En seulement huit semaines, VNS a conçu, fabriqué et livré un système de refroidissement externe de l'eau de 1 200 m3 par jour afin de décontaminer l'eau en toute sécurité. Dans les six mois qui ont suivi, plus de 70 % du césium contenu dans l'eau a été éliminé. La centrale a été déclarée en état d'arrêt sûr, sécurisé et à froid. En 2013, Veolia a conçu, fabriqué et livré un système de traitement mobile de 300 m3 par jour pour décontaminer le strontium radioactif.
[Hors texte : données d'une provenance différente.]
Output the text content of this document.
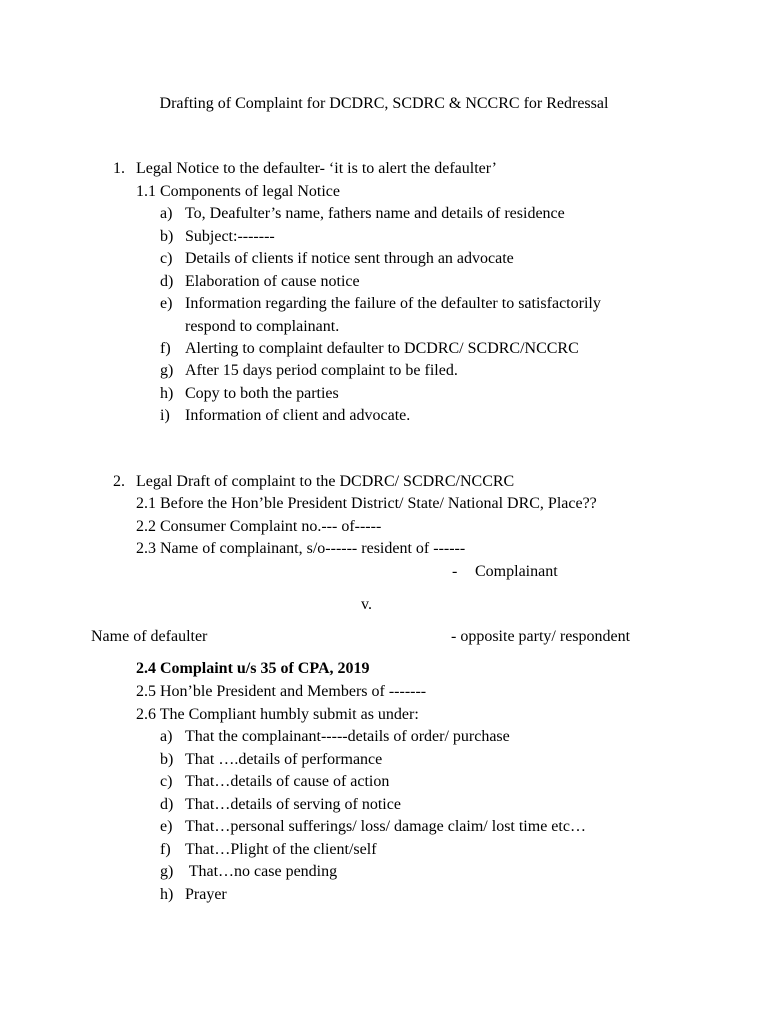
Drafting of Complaint for DCDRC, SCDRC & NCCRC for Redressal
1. Legal Notice to the defaulter- ‘it is to alert the defaulter’
1.1 Components of legal Notice
a) To, Deafulter’s name, fathers name and details of residence
b) Subject:-------
c) Details of clients if notice sent through an advocate
d) Elaboration of cause notice
e) Information regarding the failure of the defaulter to satisfactorily
respond to complainant.
f) Alerting to complaint defaulter to DCDRC/ SCDRC/NCCRC
g) After 15 days period complaint to be filed.
h) Copy to both the parties
i) Information of client and advocate.
2. Legal Draft of complaint to the DCDRC/ SCDRC/NCCRC
2.1 Before the Hon’ble President District/ State/ National DRC, Place??
2.2 Consumer Complaint no.--- of-----
2.3 Name of complainant, s/o------ resident of ------
- Complainant
v.
Name of defaulter	- opposite party/ respondent
2.4 Complaint u/s 35 of CPA, 2019
2.5 Hon’ble President and Members of -------
2.6 The Compliant humbly submit as under:
a) That the complainant-----details of order/ purchase
b) That ….details of performance
c) That…details of cause of action
d) That…details of serving of notice
e) That…personal sufferings/ loss/ damage claim/ lost time etc…
f) That…Plight of the client/self
g) That…no case pending
h) Prayer
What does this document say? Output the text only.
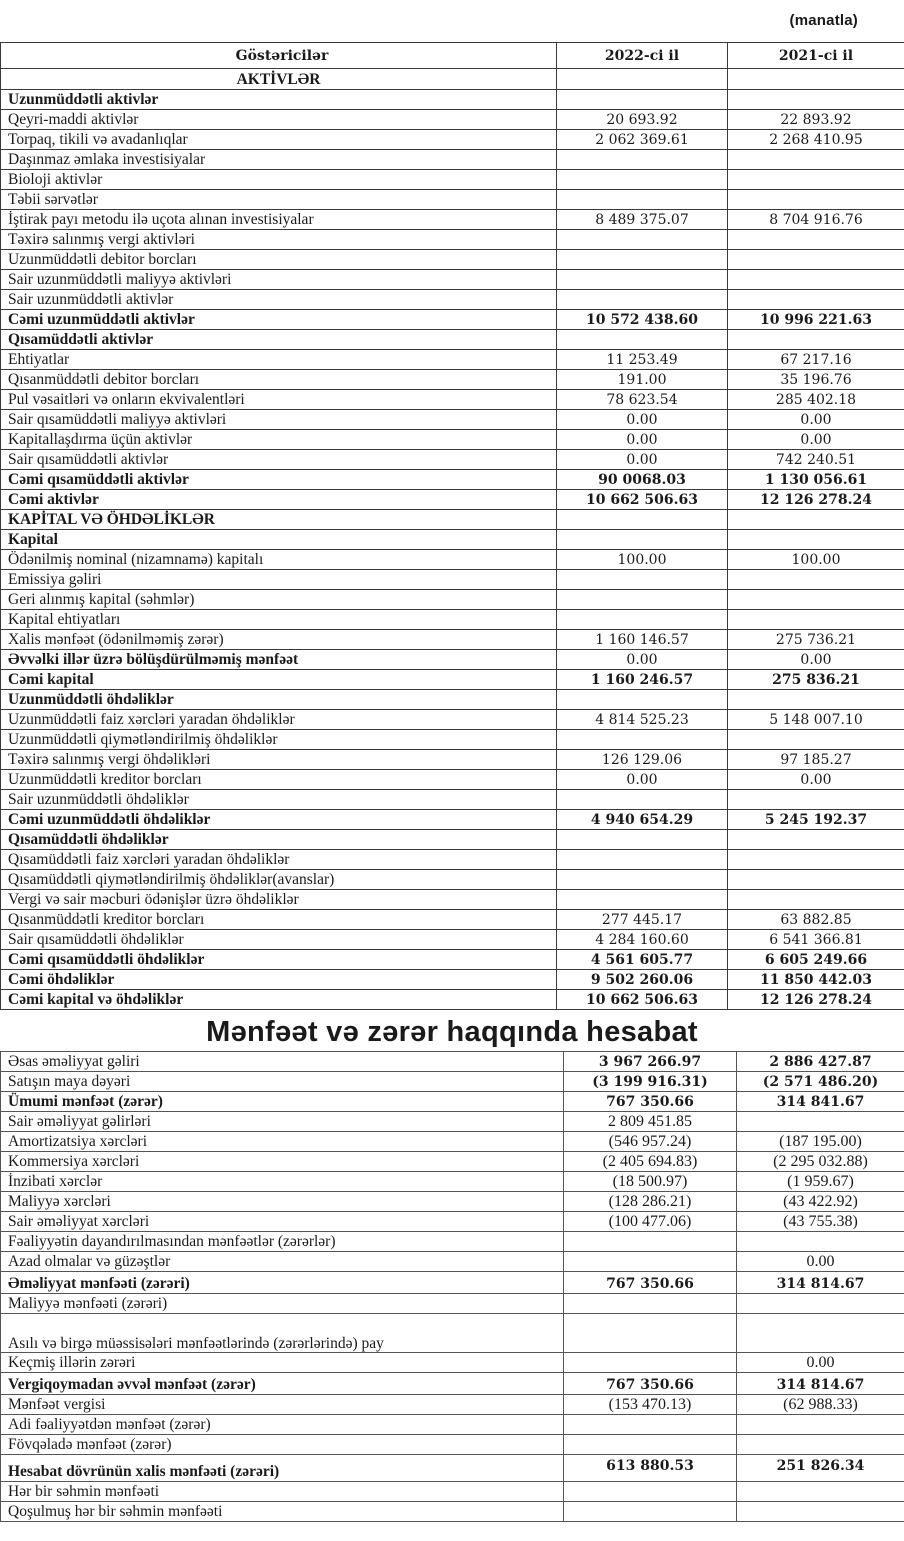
(manatla)
Göstəricilər	2022-ci il	2021-ci il
AKTİVLƏR		
Uzunmüddətli aktivlər		
Qeyri-maddi aktivlər	20 693.92	22 893.92
Torpaq, tikili və avadanlıqlar	2 062 369.61	2 268 410.95
Daşınmaz əmlaka investisiyalar		
Bioloji aktivlər		
Təbii sərvətlər		
İştirak payı metodu ilə uçota alınan investisiyalar	8 489 375.07	8 704 916.76
Təxirə salınmış vergi aktivləri		
Uzunmüddətli debitor borcları		
Sair uzunmüddətli maliyyə aktivləri		
Sair uzunmüddətli aktivlər		
Cəmi uzunmüddətli aktivlər	10 572 438.60	10 996 221.63
Qısamüddətli aktivlər		
Ehtiyatlar	11 253.49	67 217.16
Qısanmüddətli debitor borcları	191.00	35 196.76
Pul vəsaitləri və onların ekvivalentləri	78 623.54	285 402.18
Sair qısamüddətli maliyyə aktivləri	0.00	0.00
Kapitallaşdırma üçün aktivlər	0.00	0.00
Sair qısamüddətli aktivlər	0.00	742 240.51
Cəmi qısamüddətli aktivlər	90 0068.03	1 130 056.61
Cəmi aktivlər	10 662 506.63	12 126 278.24
KAPİTAL VƏ ÖHDƏLİKLƏR		
Kapital		
Ödənilmiş nominal (nizamnamə) kapitalı	100.00	100.00
Emissiya gəliri		
Geri alınmış kapital (səhmlər)		
Kapital ehtiyatları		
Xalis mənfəət (ödənilməmiş zərər)	1 160 146.57	275 736.21
Əvvəlki illər üzrə bölüşdürülməmiş mənfəət	0.00	0.00
Cəmi kapital	1 160 246.57	275 836.21
Uzunmüddətli öhdəliklər		
Uzunmüddətli faiz xərcləri yaradan öhdəliklər	4 814 525.23	5 148 007.10
Uzunmüddətli qiymətləndirilmiş öhdəliklər		
Təxirə salınmış vergi öhdəlikləri	126 129.06	97 185.27
Uzunmüddətli kreditor borcları	0.00	0.00
Sair uzunmüddətli öhdəliklər		
Cəmi uzunmüddətli öhdəliklər	4 940 654.29	5 245 192.37
Qısamüddətli öhdəliklər		
Qısamüddətli faiz xərcləri yaradan öhdəliklər		
Qısamüddətli qiymətləndirilmiş öhdəliklər(avanslar)		
Vergi və sair məcburi ödənişlər üzrə öhdəliklər		
Qısanmüddətli kreditor borcları	277 445.17	63 882.85
Sair qısamüddətli öhdəliklər	4 284 160.60	6 541 366.81
Cəmi qısamüddətli öhdəliklər	4 561 605.77	6 605 249.66
Cəmi öhdəliklər	9 502 260.06	11 850 442.03
Cəmi kapital və öhdəliklər	10 662 506.63	12 126 278.24
Mənfəət və zərər haqqında hesabat
Əsas əməliyyat gəliri	3 967 266.97	2 886 427.87
Satışın maya dəyəri	(3 199 916.31)	(2 571 486.20)
Ümumi mənfəət (zərər)	767 350.66	314 841.67
Sair əməliyyat gəlirləri	2 809 451.85	
Amortizatsiya xərcləri	(546 957.24)	(187 195.00)
Kommersiya xərcləri	(2 405 694.83)	(2 295 032.88)
İnzibati xərclər	(18 500.97)	(1 959.67)
Maliyyə xərcləri	(128 286.21)	(43 422.92)
Sair əməliyyat xərcləri	(100 477.06)	(43 755.38)
Fəaliyyətin dayandırılmasından mənfəətlər (zərərlər)		
Azad olmalar və güzəştlər		0.00
Əməliyyat mənfəəti (zərəri)	767 350.66	314 814.67
Maliyyə mənfəəti (zərəri)		
Asılı və birgə müəssisələri mənfəətlərində (zərərlərində) pay		
Keçmiş illərin zərəri		0.00
Vergiqoymadan əvvəl mənfəət (zərər)	767 350.66	314 814.67
Mənfəət vergisi	(153 470.13)	(62 988.33)
Adi fəaliyyətdən mənfəət (zərər)		
Fövqəladə mənfəət (zərər)		
Hesabat dövrünün xalis mənfəəti (zərəri)	613 880.53	251 826.34
Hər bir səhmin mənfəəti		
Qoşulmuş hər bir səhmin mənfəəti		
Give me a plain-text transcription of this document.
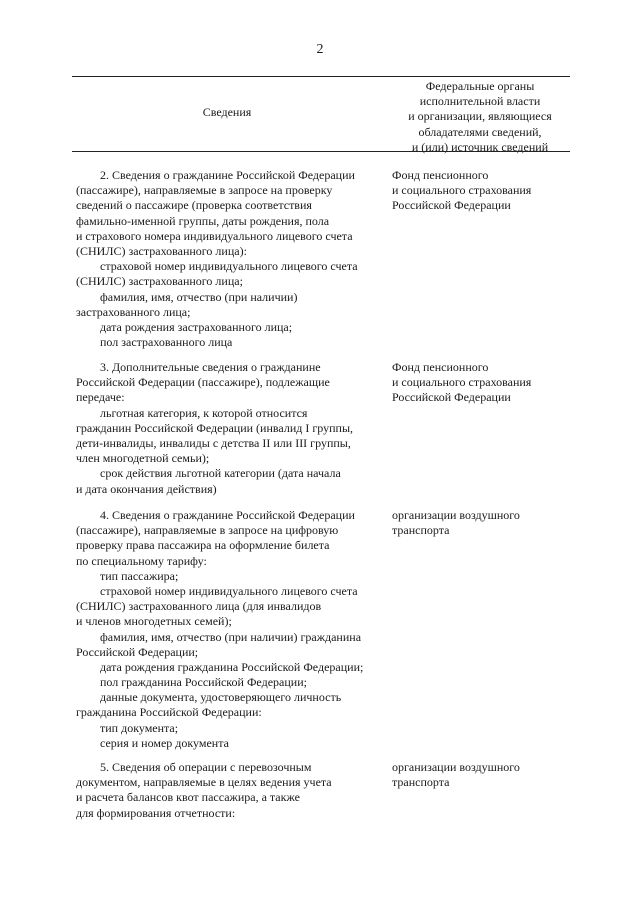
2
Сведения
Федеральные органы
исполнительной власти
и организации, являющиеся
обладателями сведений,
и (или) источник сведений
2. Сведения о гражданине Российской Федерации
(пассажире), направляемые в запросе на проверку
сведений о пассажире (проверка соответствия
фамильно-именной группы, даты рождения, пола
и страхового номера индивидуального лицевого счета
(СНИЛС) застрахованного лица):
страховой номер индивидуального лицевого счета
(СНИЛС) застрахованного лица;
фамилия, имя, отчество (при наличии)
застрахованного лица;
дата рождения застрахованного лица;
пол застрахованного лица
Фонд пенсионного
и социального страхования
Российской Федерации
3. Дополнительные сведения о гражданине
Российской Федерации (пассажире), подлежащие
передаче:
льготная категория, к которой относится
гражданин Российской Федерации (инвалид I группы,
дети-инвалиды, инвалиды с детства II или III группы,
член многодетной семьи);
срок действия льготной категории (дата начала
и дата окончания действия)
Фонд пенсионного
и социального страхования
Российской Федерации
4. Сведения о гражданине Российской Федерации
(пассажире), направляемые в запросе на цифровую
проверку права пассажира на оформление билета
по специальному тарифу:
тип пассажира;
страховой номер индивидуального лицевого счета
(СНИЛС) застрахованного лица (для инвалидов
и членов многодетных семей);
фамилия, имя, отчество (при наличии) гражданина
Российской Федерации;
дата рождения гражданина Российской Федерации;
пол гражданина Российской Федерации;
данные документа, удостоверяющего личность
гражданина Российской Федерации:
тип документа;
серия и номер документа
организации воздушного
транспорта
5. Сведения об операции с перевозочным
документом, направляемые в целях ведения учета
и расчета балансов квот пассажира, а также
для формирования отчетности:
организации воздушного
транспорта
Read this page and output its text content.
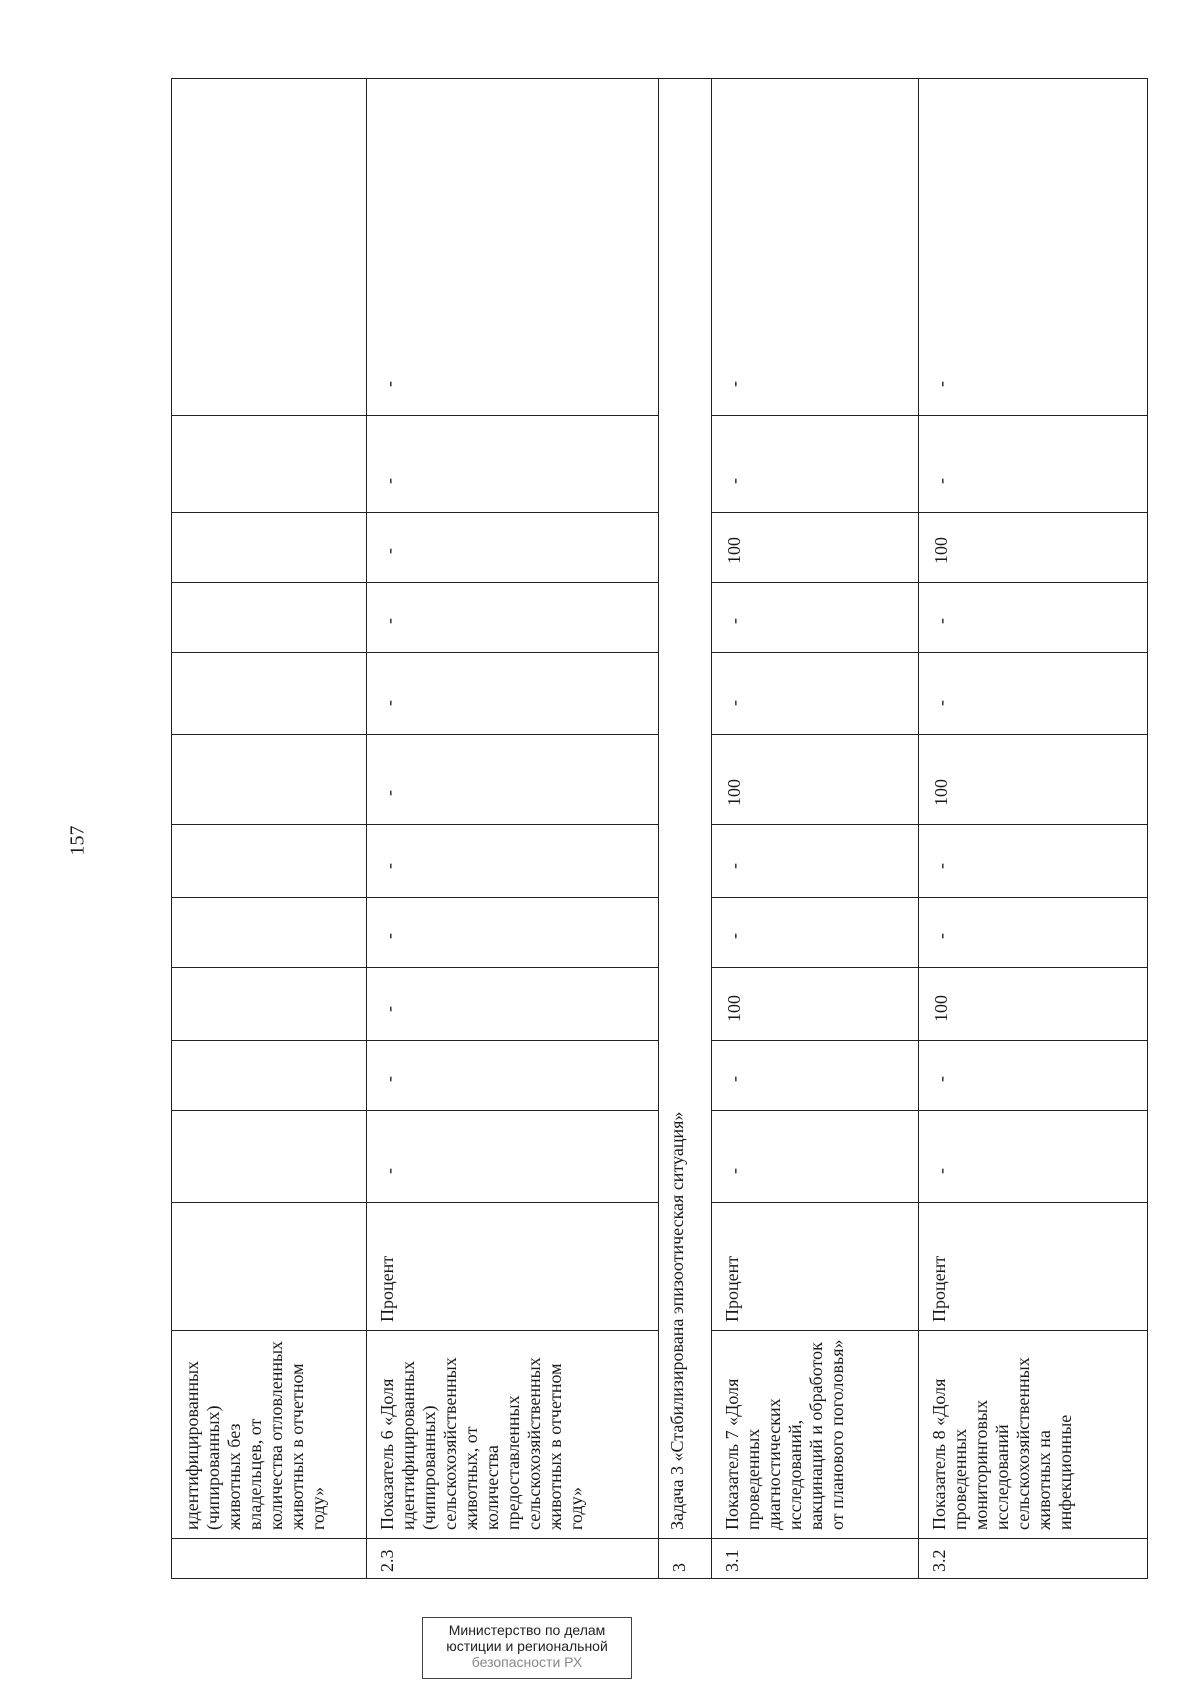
157
	идентифицированных (чипированных) животных без владельцев, от количества отловленных животных в отчетном году»												
2.3	Показатель 6 «Доля идентифицированных (чипированных) сельскохозяйственных животных, от количества предоставленных сельскохозяйственных животных в отчетном году»	Процент	-	-	-	-	-	-	-	-	-	-	-
3	Задача 3 «Стабилизирована эпизоотическая ситуация»												
3.1	Показатель 7 «Доля проведенных диагностических исследований, вакцинаций и обработок от планового поголовья»	Процент	-	-	100	-	-	100	-	-	100	-	-
3.2	Показатель 8 «Доля проведенных мониторинговых исследований сельскохозяйственных животных на инфекционные	Процент	-	-	100	-	-	100	-	-	100	-	-
Министерство по делам
юстиции и региональной
безопасности РХ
Veolia a commencé à opérer à Fukushima début octobre 2014 et a retiré plus de 99,95 % du strontium de l'eau.
L'accélération constante du développement technologique modifie le paysage de ce qu'il est possible de réaliser avec les technologies de gestion des effluents et de télémanipulation, du développement des technologies d'actionneurs asservis à l'utilisation croissante de solutions numériques et à la prolongation de la durée de vie des réacteurs existants. Les enseignements tirés de ces applications de décontamination ont une incidence directe sur les opérations nucléaires civiles d'aujourd'hui, en particulier le déclassement des réacteurs et la planification des mesures d'urgence ; la technologie a le potentiel de soutenir la prolongation de la durée de vie des centrales d'une manière rentable et innovante.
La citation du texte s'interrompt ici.